People flip around through Reality Shows and overlit-livingroom-sit-com crap and complain "Why can't they put some THOUGHT into these shows?", and when then they do.....................
 
A few things:

1. David E. Kelley is, without a doubt, the worst version idiot ever to get his shows on TV. Every show he's ever done is some maudlin, effeminate pile of garbage that seems to stress how much Mr. Kelley thinks women are better than men.

Which, to go off on a tangent, reminds me of all those guys you hated in college.
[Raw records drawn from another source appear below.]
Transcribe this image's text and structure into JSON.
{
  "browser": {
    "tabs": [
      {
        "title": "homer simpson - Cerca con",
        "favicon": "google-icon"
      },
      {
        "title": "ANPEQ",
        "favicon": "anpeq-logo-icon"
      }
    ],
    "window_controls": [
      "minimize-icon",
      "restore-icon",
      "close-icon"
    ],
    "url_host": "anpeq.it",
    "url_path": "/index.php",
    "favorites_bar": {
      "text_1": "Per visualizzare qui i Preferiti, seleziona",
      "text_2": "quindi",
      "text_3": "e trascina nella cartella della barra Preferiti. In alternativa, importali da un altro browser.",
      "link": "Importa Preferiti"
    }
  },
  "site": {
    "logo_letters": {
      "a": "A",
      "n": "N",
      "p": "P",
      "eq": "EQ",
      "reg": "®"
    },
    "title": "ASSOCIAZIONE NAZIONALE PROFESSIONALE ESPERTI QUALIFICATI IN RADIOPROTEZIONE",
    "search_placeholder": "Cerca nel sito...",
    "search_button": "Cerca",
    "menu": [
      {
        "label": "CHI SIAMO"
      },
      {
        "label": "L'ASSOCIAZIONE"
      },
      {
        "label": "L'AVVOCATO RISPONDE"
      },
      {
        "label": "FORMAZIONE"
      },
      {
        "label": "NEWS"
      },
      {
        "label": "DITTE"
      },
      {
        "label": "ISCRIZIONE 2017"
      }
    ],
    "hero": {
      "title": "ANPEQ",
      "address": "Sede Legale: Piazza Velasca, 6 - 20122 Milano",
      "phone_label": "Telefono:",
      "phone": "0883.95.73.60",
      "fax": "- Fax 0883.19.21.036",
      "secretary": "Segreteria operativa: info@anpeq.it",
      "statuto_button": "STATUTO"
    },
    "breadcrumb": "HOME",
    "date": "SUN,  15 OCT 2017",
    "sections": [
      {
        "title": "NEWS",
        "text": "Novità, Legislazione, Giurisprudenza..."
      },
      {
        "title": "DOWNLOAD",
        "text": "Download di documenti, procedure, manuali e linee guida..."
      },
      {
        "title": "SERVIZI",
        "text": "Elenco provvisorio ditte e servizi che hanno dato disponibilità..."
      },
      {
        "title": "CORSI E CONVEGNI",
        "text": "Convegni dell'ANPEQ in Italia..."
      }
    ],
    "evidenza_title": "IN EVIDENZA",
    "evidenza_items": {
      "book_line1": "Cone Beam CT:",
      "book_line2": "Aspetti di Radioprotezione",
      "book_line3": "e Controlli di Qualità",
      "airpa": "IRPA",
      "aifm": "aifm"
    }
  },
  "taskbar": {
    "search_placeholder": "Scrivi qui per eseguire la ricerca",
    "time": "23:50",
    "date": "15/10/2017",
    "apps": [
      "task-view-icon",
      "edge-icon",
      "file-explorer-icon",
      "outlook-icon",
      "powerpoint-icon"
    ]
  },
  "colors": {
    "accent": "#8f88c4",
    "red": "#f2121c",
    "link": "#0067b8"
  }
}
Signs up for Women's Studies classes to meet girls, completely transforms into a different person when girls are around, dances with your girlfriend and talks to her the whole evening and then says they're "friends".

God I hated those guys

2. Is, without a doubt, the most elitist person in the world. On his shows the only people of value are those who graduated from Harvard Law. It's impossible to be smart or worthwhile if you aren't incredibly attractive and possessed of an Ivy League education.

3. Is simply a poor writer. Makes things up as he goes along, fucks with characters if it fits better into this weeks episode and rams unlikable characters down your throat.

Plus, why is everyone a lawyer? I've seen about 12 instances on his shows where a character is revealed to be a lawyer when they want them to do a return guest shot.

As you can probably tell, I've been subjected to the occasional episode of The Practice.
 
Dixon Carter Lee said:
People flip around through Reality Shows and overlit-livingroom-sit-com crap and complain "Why can't they put some THOUGHT into these shows?", and when then they do.....................

Give me a reality show any day of the week. You can make good tv with some thought into it but I'd take a guilty pleasure over this Masculine Feminist/Elitist garbage.
 
Pshaw. Good story-telling isn't about what YOU want to watch, but about good story-telling, and Kelly delivers. He's an ironic, effective writer who uses his shows as a bully pulpit to discuss the human condition in a highly unrealistic, but highly archetypical fashion, and there is value in that, intelligence in that, and wit in that.

There's a saying in Hollywood that no one sets out to write a crappy script. I don't agree with that. I believe the MAJORITY of producers and writers in this town go out of their way to do exactly that. They write what's marketable, what sold last season, what they think people who buy Cheetos and Britney Spears CDs will pemit themselves to stare at for 30 minutes at a time. David Kelly, Aaron Sorkin, Amy Sherman-Palladino, Steven Bochco, et. al. do exactly what we all rail and scream about whenever we're forced to make a choice between "Big Brother", "Family Affair" and "World's Most Gratuitously Presented Car Crashes", create thoughtful, controversial, character driven, issue oriented, intelligent television.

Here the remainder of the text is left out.